This past year has thrown a lot at my family and I. I’ve arrived at the start of 2026 feeling like the answer to “how are you?” is not just complicated, it’s a three volume treatise with 6 extra volumes of appendices. In small print. With footnotes.
I keep trying to list all of the blows we’ve endured over the past year and finding I’ve missed stuff. Quite a lot of stuff. But maybe focusing on my injuries, both emotional and physical, is not where I want to be.
It would be easy to define our 2025 by those wounding moments. By the cuts still open, the stitches applied, real and metaphorical, the bruises, both faded and fresh. You only need to look around you, at the landscape, the climate, the nation, and the world, to see reasons why this focus makes sense. The wounds shape us. They instruct our immune systems, and define our responses to subsequent events, whether those future events are actually traumatic or not. They mark our skin, scar our brains, label us as having struggled. I could easily define myself by those wounds.
But if I do that, I am defining myself by loss. By what I no longer have, who I am not, what I am missing. By what I can’t do, who I can’t be. This is a deficit model. “I’m in pain, I’m not as mobile as I’d like, I’m dizzy, I’m grieving.” A natural, human response, but not one that leads to positive growth. I am a human being in crisis, I am enduring crises, but I can choose not to be the crisis.
Similarly, we can define ourselves by what we lack and what’s wrong – as a planet in crisis, a country with a severely compromised democracy, a society with a toxic and dangerous media & technology, a world run for the benefit of billionaires. This is a deficit model.
Or we can choose, instead, a benefit model, and define ourselves by our assets and our aspirations.
WESTLEY: Our assets?
INIGO MONTOYA: Your brains, Fezzik’s strength, my steel.
WESTLEY: It’s impossible.
INIGO MONTOYA: No!
WESTLEY: My brains, his strength, your steel, against sixty men? It can’t be done. I mean, if we only had a wheelbarrow, that would be something.
INIGO MONTOYA: Where did we put that wheelbarrow the albino had?
FEZZIK: Over the albino, I think.
WESTLEY: Well, why didn’t you list that among our assets in the first place? . . . now, what I wouldn’t give for a holocaust cloak.
INIGO MONTOYA: There, we cannot help you.
FEZZIK: Will this one do?
INIGO MONTOYA: Where did you get that?
FEZZIK: At Miracle Max’s. It fit so nice, he said I could keep it.
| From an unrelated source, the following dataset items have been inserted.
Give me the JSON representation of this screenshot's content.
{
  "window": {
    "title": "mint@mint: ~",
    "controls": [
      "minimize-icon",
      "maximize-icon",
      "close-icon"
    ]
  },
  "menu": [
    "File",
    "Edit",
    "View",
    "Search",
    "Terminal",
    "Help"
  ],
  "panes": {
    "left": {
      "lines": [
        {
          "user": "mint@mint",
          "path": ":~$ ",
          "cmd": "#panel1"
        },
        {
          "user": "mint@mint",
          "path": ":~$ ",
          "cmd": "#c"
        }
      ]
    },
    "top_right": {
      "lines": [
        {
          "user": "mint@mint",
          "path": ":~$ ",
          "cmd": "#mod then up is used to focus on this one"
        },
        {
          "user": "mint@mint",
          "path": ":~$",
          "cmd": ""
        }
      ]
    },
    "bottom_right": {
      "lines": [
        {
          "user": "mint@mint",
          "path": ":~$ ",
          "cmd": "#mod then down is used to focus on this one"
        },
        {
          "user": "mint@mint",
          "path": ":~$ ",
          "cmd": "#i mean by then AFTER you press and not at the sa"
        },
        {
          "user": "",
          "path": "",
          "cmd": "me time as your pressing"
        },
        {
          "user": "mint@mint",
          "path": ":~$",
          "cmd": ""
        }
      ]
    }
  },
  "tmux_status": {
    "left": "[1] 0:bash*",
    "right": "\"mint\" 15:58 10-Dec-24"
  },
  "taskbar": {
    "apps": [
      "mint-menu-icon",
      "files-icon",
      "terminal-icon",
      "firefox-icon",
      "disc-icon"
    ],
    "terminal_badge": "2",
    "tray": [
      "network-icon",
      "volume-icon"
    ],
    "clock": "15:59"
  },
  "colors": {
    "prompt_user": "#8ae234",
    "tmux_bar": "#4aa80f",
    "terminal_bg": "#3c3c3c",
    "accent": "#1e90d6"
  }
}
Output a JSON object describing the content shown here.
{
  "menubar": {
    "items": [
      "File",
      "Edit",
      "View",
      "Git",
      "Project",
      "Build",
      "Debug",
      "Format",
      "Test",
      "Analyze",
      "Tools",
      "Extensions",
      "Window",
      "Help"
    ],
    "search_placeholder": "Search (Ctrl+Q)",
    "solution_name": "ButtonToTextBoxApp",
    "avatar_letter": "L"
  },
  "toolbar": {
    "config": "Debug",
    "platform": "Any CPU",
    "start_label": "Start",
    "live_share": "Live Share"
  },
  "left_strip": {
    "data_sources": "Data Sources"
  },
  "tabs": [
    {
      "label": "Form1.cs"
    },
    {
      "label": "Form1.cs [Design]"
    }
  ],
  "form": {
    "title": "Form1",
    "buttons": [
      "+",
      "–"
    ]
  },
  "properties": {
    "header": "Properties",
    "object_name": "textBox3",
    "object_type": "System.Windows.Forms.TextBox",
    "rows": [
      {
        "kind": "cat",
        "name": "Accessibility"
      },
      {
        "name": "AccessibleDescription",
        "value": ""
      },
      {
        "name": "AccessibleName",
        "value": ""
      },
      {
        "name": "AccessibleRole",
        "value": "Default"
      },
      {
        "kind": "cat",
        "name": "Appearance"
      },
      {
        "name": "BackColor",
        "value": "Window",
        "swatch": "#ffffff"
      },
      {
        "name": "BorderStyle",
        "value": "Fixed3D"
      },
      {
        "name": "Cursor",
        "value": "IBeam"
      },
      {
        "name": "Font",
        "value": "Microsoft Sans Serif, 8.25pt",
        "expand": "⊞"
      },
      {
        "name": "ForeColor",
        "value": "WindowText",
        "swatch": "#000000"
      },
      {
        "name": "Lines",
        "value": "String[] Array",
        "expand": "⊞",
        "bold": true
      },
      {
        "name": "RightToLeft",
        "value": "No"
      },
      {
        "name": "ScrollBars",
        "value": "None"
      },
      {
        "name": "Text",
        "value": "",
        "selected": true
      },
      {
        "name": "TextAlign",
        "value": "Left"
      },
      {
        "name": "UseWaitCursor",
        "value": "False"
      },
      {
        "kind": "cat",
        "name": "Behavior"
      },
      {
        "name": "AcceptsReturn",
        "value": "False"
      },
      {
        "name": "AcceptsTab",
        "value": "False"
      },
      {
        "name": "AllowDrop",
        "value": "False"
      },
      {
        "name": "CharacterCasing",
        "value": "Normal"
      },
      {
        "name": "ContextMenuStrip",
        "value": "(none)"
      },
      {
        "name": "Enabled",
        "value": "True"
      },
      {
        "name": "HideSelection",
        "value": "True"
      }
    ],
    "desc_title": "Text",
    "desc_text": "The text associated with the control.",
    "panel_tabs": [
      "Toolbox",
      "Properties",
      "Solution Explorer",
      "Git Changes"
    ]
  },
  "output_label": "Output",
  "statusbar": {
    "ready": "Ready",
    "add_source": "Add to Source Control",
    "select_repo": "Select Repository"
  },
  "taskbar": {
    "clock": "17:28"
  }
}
From The Princess Bride – book by William Gibson, film directed by Rob Reiner
What skills and tools do we have? Who do we want to be? What do we value? What do we need? How do we want our society to run? What kind of lives do we want for ourselves, for our children, for our children’s children?
I started ADSEI because I could see a world where critical thinking, data literacy, and STEM skills were an engaging, meaningful, and accessible part of everyone’s education. I work every day to build those skills for both kids and adults. I’m actively working on building a better world. But I still find myself getting caught up in deficit model thinking: how much I haven’t achieved, how many people I haven’t reached, how much there still is to do.
I keep harking back to what Bob Brown said, years ago: you can’t change anything from a position of pessimism. A deficit model only tells us what’s wrong. A benefit model (there may be a better name, if you have one, tell me!) tells us the tools and advantages we have, that we can use to fix the deficits.
Here we are, setting off on an adventure – building the future! What do we have at our disposal, and how can we best use it to change the world?
A much more constructive approach than counting my beatings.